Experimental drugs also raise ethical questions. Who should foot the bill for a drug that no one is sure will work properly, and who should pay if it actually ends up hurting someone? Many healthcare systems avoid paying for experimental drugs. These systems argue patients could independently make payment arrangements directly with drug companies. But there may be a role for national health systems to pay into research for such drug tests. The government should be able to fund drug research, but it can’t be expected to foot the bill for drugs that are still in the early stages of research.

Other questions also become important when one factors in diagnostic treatments for citizens and the possibly long waits involved with universal healthcare, not to mention which treatments should be prioritized in a national healthcare system. It may be most beneficial to focus funding on preventative medicines and diagnostic procedures like colonoscopies and mammograms. With funding for health education and a means for everyone to catch diseases early in their development, costs for treatment should decrease dramatically. This kind of focus should also promote a more health-conscious population.

Besides simply the cost of medicine and medical care, what are the ethics of liability in a national health system? And how many sacrifices should doctors be making? The last two decades have seen a remarkable increase in the amount of money paid in domestic medical malpractice lawsuits. As such, malpractice insurance rates for physicians have skyrocketed, and that cost has been passed on to patients.
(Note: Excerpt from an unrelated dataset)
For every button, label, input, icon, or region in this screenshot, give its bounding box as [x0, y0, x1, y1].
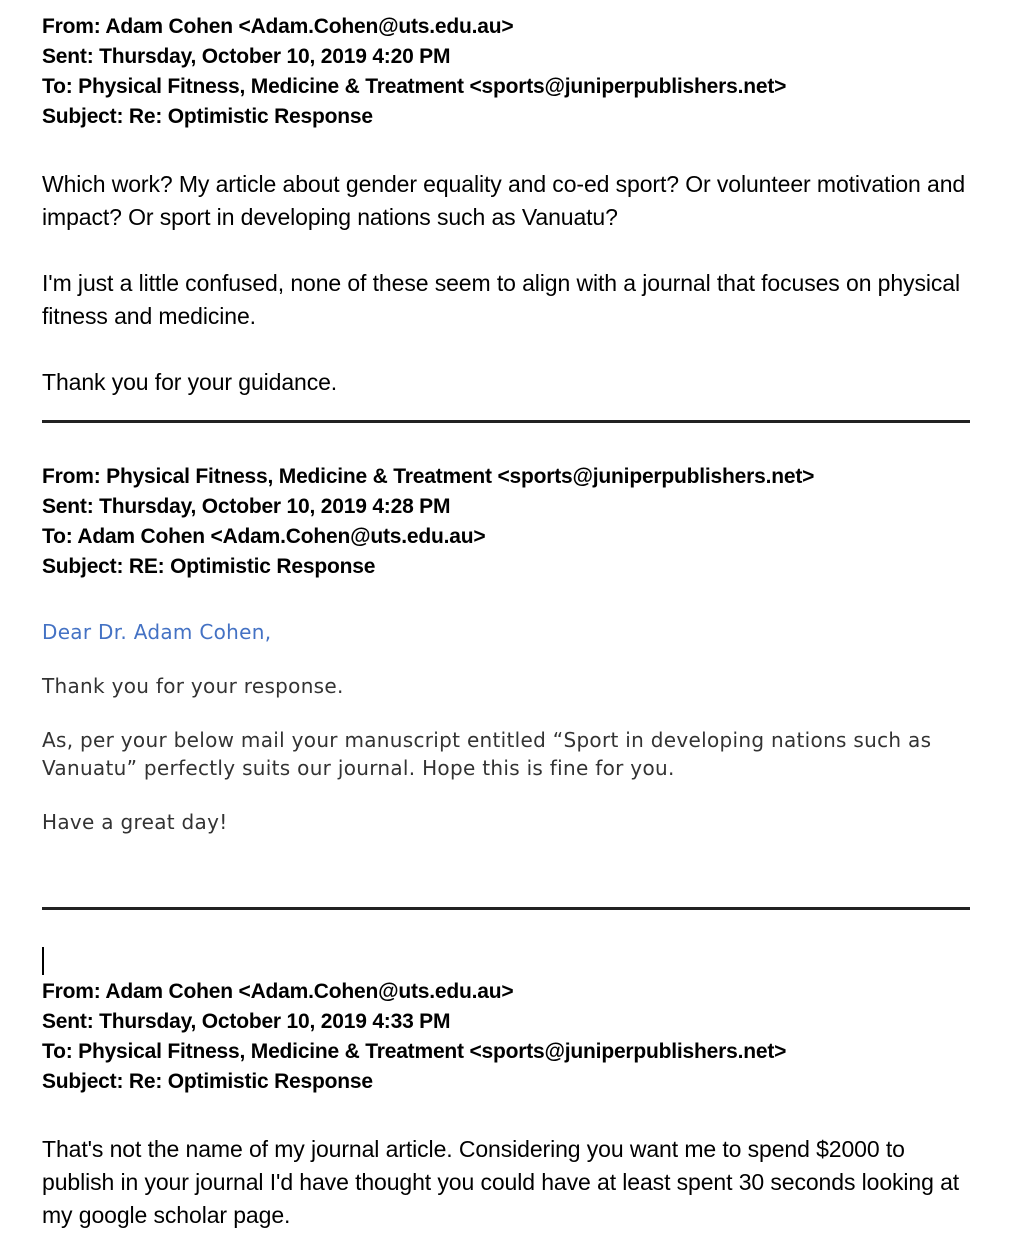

Meanwhile, primary care physicians have steadily earned far less than specialists who perform costly surgeries or treatments in a given field. As a result, fewer and fewer primary care physicians are around, according to the Robert Graham Center. Perhaps beside the insurance system for Americans, we need to consider capping the amount of money that medical malpractice lawsuits can make, while subsidizing less popular areas of medicine so that there is a sufficient number of doctors for all types of care required.

Whatever your opinions on universal healthcare or what a national system should look like, there are important questions of ethics to consider before making a leap of faith on any national health program. Sacrifices made for the health of a population should always be weighed heavily against the consequences for the few that may be left holding the bag. It’s this kind of discussion about the welfare of the country that should come before talks of cost and political viability.